Habituámo-nos a viver em
contra-relógio como se a vida fosse uma autêntica gincana que nos coloca em
prova todos os dias. Na contemporaneidade que nos caracteriza somos guiados por
uma bússola que nos impele a correr de manhã à noite.
O contra-relógio começa cedo pela manhã, e os desafios são muitos, mesmo antes
de nos encontrarmos no local de trabalho, seja pelo trânsito que nos acompanha
desde a porta de casa à folia de deixar os miúdos na escola.
Quando finalmente chegamos ao local de trabalho, a luta contra o tempo é maior
ainda e a competição direccionada aos outros ou a nós próprios, não nos deixa
esquecer que a corrida continua. Aqui,
os desafios são outros, são mais complexos, mais conflituosos, mais exigentes e
também mais impossíveis!
Os psicoterapeutas, recebem em consulta e cada vez em maior número, vários
casos de ansiedade, depressão e exaustão mental relacionados com a actividade
profissional, por excesso de trabalho ou por conflitos interpessoais. São
vários os quadros psicológicos e físicos que têm proveniência no desgaste emocional e no desequilíbrio provocado pela vida profissional.

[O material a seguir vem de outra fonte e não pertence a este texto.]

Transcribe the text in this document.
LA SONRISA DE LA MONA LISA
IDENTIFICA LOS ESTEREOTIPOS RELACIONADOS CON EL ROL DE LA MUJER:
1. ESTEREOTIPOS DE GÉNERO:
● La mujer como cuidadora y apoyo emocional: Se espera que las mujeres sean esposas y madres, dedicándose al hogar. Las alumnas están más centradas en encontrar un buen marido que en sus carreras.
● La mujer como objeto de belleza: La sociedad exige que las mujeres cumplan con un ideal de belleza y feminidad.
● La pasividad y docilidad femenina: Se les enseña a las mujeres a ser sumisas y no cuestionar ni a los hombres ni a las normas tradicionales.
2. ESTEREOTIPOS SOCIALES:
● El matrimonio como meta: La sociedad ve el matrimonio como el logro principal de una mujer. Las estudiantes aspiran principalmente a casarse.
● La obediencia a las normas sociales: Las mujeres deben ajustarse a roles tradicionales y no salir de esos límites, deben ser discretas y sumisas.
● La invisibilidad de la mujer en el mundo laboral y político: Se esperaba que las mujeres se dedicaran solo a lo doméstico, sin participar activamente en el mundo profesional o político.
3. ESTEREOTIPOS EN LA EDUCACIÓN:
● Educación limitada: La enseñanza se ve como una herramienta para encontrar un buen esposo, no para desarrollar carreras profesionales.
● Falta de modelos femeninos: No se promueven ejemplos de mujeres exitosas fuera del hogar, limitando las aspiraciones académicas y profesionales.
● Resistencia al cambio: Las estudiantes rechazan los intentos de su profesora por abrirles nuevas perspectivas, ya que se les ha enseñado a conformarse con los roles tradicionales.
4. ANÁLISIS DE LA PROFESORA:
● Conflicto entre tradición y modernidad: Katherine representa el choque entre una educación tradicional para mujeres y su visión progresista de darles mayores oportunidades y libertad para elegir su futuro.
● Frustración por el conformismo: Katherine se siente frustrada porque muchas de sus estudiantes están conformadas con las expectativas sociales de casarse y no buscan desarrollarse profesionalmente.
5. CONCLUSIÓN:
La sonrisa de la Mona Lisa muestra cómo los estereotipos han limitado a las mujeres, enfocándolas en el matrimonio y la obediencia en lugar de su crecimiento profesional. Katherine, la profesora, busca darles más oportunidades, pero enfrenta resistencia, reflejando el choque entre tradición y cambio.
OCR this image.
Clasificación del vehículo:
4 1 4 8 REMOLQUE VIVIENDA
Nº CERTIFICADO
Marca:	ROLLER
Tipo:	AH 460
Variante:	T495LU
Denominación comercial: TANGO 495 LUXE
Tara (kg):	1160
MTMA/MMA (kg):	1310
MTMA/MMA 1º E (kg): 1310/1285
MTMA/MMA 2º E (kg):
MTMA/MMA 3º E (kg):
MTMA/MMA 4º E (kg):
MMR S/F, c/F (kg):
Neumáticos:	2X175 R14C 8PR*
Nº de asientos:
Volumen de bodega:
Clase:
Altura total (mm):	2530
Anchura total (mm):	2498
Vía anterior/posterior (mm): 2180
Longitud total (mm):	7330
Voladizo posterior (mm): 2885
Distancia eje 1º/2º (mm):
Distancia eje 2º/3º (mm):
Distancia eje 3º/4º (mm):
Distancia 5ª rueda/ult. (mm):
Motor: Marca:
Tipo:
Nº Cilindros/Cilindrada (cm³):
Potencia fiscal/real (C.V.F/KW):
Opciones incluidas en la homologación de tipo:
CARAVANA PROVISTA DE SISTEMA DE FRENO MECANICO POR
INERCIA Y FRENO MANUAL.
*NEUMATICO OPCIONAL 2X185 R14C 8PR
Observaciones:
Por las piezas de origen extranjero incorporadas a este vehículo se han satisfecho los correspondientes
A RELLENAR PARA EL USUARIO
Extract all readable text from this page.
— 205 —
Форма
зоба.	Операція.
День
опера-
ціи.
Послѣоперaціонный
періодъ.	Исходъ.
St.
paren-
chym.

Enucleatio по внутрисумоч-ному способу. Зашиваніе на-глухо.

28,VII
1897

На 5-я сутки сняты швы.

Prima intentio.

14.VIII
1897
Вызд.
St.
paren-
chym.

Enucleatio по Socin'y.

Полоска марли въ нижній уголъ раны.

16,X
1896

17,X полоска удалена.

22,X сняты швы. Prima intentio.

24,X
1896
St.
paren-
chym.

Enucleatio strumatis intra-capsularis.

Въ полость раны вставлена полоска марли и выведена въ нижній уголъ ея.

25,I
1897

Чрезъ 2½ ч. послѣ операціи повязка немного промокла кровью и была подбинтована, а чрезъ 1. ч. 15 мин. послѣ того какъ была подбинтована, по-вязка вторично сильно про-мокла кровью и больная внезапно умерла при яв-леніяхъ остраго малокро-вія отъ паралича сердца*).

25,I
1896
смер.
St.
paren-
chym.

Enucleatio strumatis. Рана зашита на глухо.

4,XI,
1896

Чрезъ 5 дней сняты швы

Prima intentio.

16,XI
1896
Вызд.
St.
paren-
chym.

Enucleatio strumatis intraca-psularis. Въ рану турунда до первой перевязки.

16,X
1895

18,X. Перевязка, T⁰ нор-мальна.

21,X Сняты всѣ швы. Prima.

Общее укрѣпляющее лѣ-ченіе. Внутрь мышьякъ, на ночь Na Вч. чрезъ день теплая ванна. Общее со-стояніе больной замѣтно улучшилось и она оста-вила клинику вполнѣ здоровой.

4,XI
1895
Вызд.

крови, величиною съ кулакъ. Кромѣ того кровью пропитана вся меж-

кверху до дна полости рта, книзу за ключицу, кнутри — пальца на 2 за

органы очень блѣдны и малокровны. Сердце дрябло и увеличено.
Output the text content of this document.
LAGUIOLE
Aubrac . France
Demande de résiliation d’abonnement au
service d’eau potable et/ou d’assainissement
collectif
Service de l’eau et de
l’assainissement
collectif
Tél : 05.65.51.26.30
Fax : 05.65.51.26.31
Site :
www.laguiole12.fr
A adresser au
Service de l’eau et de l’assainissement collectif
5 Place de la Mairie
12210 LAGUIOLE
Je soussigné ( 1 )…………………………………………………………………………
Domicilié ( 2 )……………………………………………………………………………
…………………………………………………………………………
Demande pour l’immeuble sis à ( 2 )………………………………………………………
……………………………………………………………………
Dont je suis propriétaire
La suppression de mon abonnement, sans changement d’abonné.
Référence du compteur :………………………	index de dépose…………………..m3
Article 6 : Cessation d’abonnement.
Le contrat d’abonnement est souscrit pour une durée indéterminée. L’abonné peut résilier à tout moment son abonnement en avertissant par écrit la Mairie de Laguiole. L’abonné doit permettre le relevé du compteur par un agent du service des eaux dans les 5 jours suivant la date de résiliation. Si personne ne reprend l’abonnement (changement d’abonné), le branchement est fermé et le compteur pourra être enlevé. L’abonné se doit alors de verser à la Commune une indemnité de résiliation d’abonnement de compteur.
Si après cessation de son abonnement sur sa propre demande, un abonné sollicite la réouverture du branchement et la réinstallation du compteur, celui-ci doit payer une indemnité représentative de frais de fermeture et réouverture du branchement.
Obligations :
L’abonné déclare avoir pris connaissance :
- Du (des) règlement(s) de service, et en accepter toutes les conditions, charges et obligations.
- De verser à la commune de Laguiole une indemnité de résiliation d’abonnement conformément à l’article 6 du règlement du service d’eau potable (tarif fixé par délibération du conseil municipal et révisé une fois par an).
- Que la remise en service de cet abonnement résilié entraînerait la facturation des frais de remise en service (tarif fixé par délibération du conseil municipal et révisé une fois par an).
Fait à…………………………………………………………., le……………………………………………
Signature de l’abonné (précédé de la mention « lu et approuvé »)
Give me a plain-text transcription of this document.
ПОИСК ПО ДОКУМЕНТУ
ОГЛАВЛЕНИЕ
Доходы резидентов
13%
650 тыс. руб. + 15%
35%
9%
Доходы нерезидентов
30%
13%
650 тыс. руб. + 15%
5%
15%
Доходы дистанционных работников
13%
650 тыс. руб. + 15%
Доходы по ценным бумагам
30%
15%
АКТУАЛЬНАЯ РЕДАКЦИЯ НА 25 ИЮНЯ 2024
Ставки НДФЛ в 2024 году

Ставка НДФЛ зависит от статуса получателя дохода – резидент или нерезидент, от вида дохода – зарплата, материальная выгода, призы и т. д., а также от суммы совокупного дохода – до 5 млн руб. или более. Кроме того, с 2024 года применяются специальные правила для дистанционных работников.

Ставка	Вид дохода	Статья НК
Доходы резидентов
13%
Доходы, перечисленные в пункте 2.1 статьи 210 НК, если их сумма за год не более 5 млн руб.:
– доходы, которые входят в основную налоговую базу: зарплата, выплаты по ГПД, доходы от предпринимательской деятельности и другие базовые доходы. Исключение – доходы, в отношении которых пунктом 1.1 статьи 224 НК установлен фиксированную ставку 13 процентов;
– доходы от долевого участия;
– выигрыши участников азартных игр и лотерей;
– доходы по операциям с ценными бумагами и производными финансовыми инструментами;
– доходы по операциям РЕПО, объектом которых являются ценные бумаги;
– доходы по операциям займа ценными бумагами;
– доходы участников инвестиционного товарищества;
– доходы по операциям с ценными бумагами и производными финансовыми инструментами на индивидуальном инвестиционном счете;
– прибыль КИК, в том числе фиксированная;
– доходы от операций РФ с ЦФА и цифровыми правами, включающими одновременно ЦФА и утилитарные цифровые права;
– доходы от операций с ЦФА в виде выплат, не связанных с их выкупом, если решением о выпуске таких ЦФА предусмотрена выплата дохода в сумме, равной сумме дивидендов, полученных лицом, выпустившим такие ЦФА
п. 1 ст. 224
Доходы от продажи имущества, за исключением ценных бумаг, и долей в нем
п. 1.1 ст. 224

Com especial atenção a este fenómeno, a OMS incluiu, este ano, o ´Burnout´na
nova classificação internacional de doenças. Esta síndrome apresenta uma vasta
sintomatologia que se estende por um longo período de tempo. Sensação de
cansaço permanente, baixa produtividade, apatia e isolamento social, alteração
do sono e alimentação, dores de cabeça ou musculares, sentimentos de
inutilidade e fracasso, sentimento de realização profissional muito baixo,
tristeza e irritabilidade, são alguns sinais que podem indicar a presença de um
stress excessivo e patológico.
Como pode a vida profissional ter um impacto tão nocivo e condicionar o
funcionamento psicológico?
O ser humano necessita, à partida, de condições básicas emocionais para conservar
a integridade e equilíbrio psíquico - sentir um bem estar interno individual
onde o desejo, a ambição, o sonho e a esperança assumem o papel de
protagonistas é uma dessas condições. Sentir-se ligado afectivamente aos outros
e criar vínculos que se expressam em relacionamentos mais ou menos íntimos é
essencial e ajuda a manter as estruturas psíquicas saudáveis.
Por outro lado e, também com vista à manutenção do equilíbrio interno,
utilizamos um conjunto de mecanismos psicológicos que nos protegem de possíveis
situações desestruturantes provenientes de diversos eventos da vida.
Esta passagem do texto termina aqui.